The Kafir shook his head. "There 's no help for it," he answered. "I must bother about it. It bothers me so much that unless you will let me know best in this (for I really do know) I 'll never come this way again. Do you think I could bear it, if people talked about you for suffering the company of a nigger? You don't know this country. It 's a dangerous place for people who go against its prejudices. So if I am to see you, for God's sake be careful. I 'll look forward to it like—like a sick man looking forward to health; but not if you are to pay for it. Not at that price."
"Oh, well!" Margaret found the topic unpleasant. "I don't see any risk. But you 're rather putting me into the position of the bandmaster on the ship, are n't you? I 'm to have the sovereign; that is, I 'm to hear what I want to hear; but only when nobody 's looking. However, it shall be as you say."
"Thank you." He managed to sound genuinely grateful. "You 're awfully kind to me. You shall hear everything you want to hear. Paul can always lay hands on me for you."
Margaret rose to her feet. The evening struck chill upon her and she coughed. In the growing dark, the Kafir knit his brows at the sound of it.
"I must be going now," she said. "Paul didn't introduce me after all, did he? But I don't think it's necessary."

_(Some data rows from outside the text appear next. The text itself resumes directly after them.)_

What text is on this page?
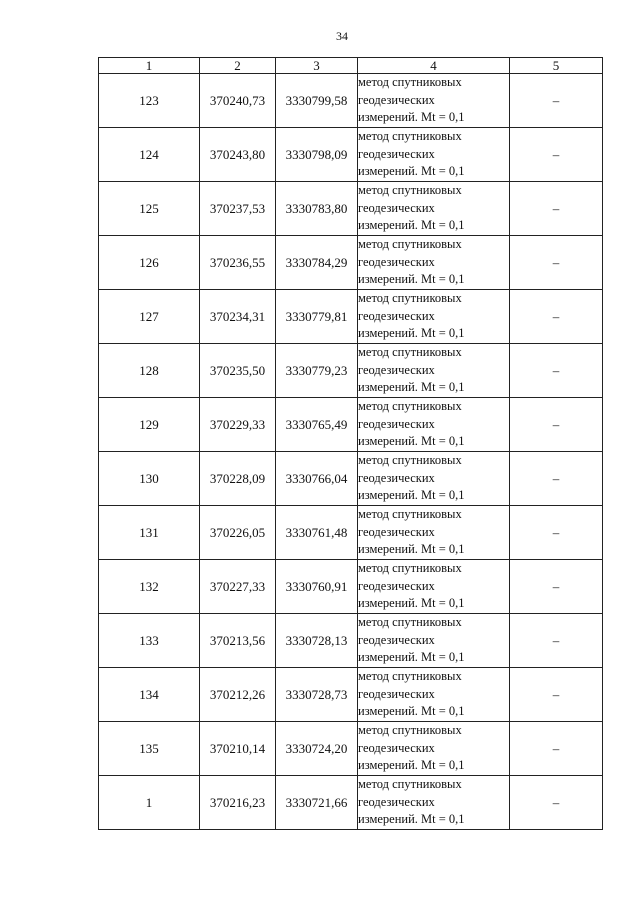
34
1	2	3	4	5
123	370240,73	3330799,58	метод спутниковых
геодезических
измерений. Mt = 0,1	–
124	370243,80	3330798,09	метод спутниковых
геодезических
измерений. Mt = 0,1	–
125	370237,53	3330783,80	метод спутниковых
геодезических
измерений. Mt = 0,1	–
126	370236,55	3330784,29	метод спутниковых
геодезических
измерений. Mt = 0,1	–
127	370234,31	3330779,81	метод спутниковых
геодезических
измерений. Mt = 0,1	–
128	370235,50	3330779,23	метод спутниковых
геодезических
измерений. Mt = 0,1	–
129	370229,33	3330765,49	метод спутниковых
геодезических
измерений. Mt = 0,1	–
130	370228,09	3330766,04	метод спутниковых
геодезических
измерений. Mt = 0,1	–
131	370226,05	3330761,48	метод спутниковых
геодезических
измерений. Mt = 0,1	–
132	370227,33	3330760,91	метод спутниковых
геодезических
измерений. Mt = 0,1	–
133	370213,56	3330728,13	метод спутниковых
геодезических
измерений. Mt = 0,1	–
134	370212,26	3330728,73	метод спутниковых
геодезических
измерений. Mt = 0,1	–
135	370210,14	3330724,20	метод спутниковых
геодезических
измерений. Mt = 0,1	–
1	370216,23	3330721,66	метод спутниковых
геодезических
измерений. Mt = 0,1	–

She stood a little above him on the slope of the wall, a tall, slight figure seen against its dark bulk.
"I know your name," he answered.
"And I know yours," she put in quickly. "Tell me if I 'm not right. You 're Kamis. I 've heard about you this afternoon."
He stared at her for a space of seconds. "Yes," he said slowly. "I 'm Kamis. But—who told you?"
She laughed quietly. "You see," she said, "I 've got something to tell, too. Oh, I know lots about you; you 'll have to come and hear that, at any rate."